Fortunately, the hard truth that we never know whether a new technological step will be good or bad is gradually showing. The sad result is that more and more people are made to believe, in reaction, that everything was better before. Wherever I turn, the words ‘traditional’ and ‘authentic’ are overused as a quality label. This is not true either. We are not smarter than our forebears, but neither were they smarter than us.
Where do I stand?
Technological progress is not steady, not cumulative, not necessarily good. The word ‘progress’ should not be an alibi for doing anything and everything. If we just take the time to think, discuss, disagree, choose, know what we want the world to look like before we do something, maybe we have a chance to achieve actual improvement, instead of running madly from change to change like a herd of gnus galloping towards a cliff, mooing ‘progress’.
I like your sports analogy, and you’re right: we need to take the time to think, dicuss, disagree, and choose, but we so often forget that in our need to “move onto the next best thing.”
If there is one thing I have learned from my experience in aerospace research and development, and from building my home, it is that every extra minute spent thinking things through (against the screaming commercial pressure that wants it now), is rewarded millionfold.
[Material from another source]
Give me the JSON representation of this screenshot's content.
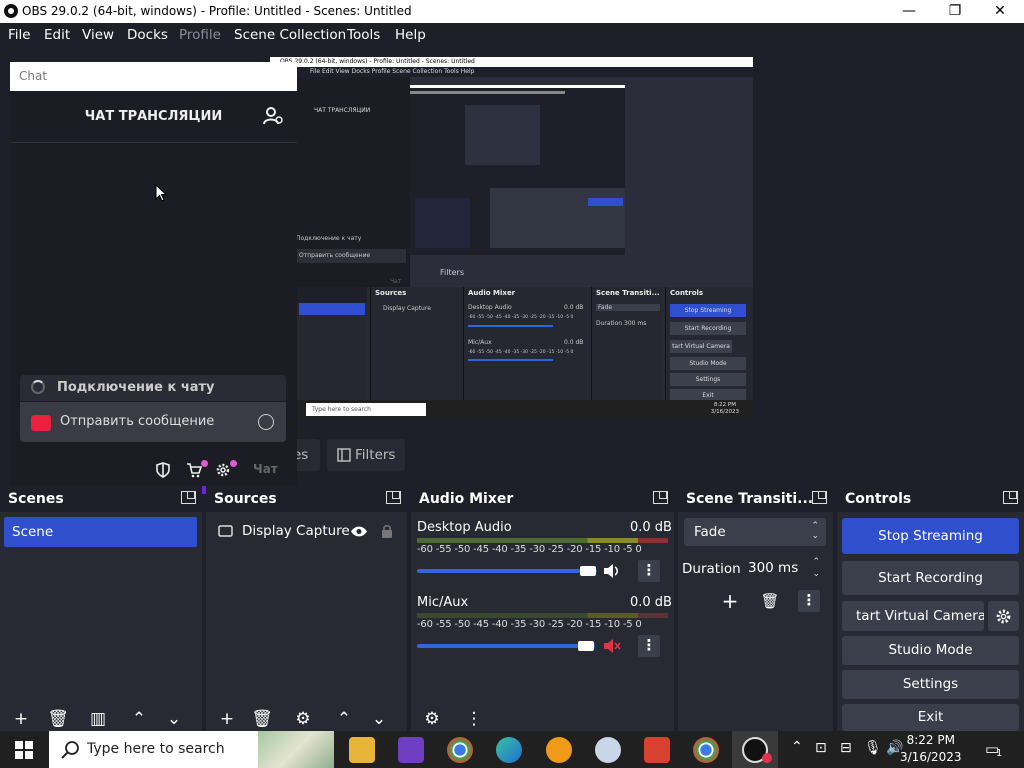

Thoughtful post … as I was reading, I began thinking about medical advances, particularly in the new drug development area. Pharmaceutical companies are rushing to develop all these new drugs and compounds and spending enormous sums of $$. We are all led to believe that this is good - competition at its finest. Few question if this is a good use of resources. Will we really be better off with slightly-refined forms of already existing drugs?
… Just another example of technology being used to further progress, I suppose.
…and when you think of all the effort wasted by the fierce competition (advertising, secrecy, shortcuts), you can start seriously questioning whether this is the best way to advance medicine.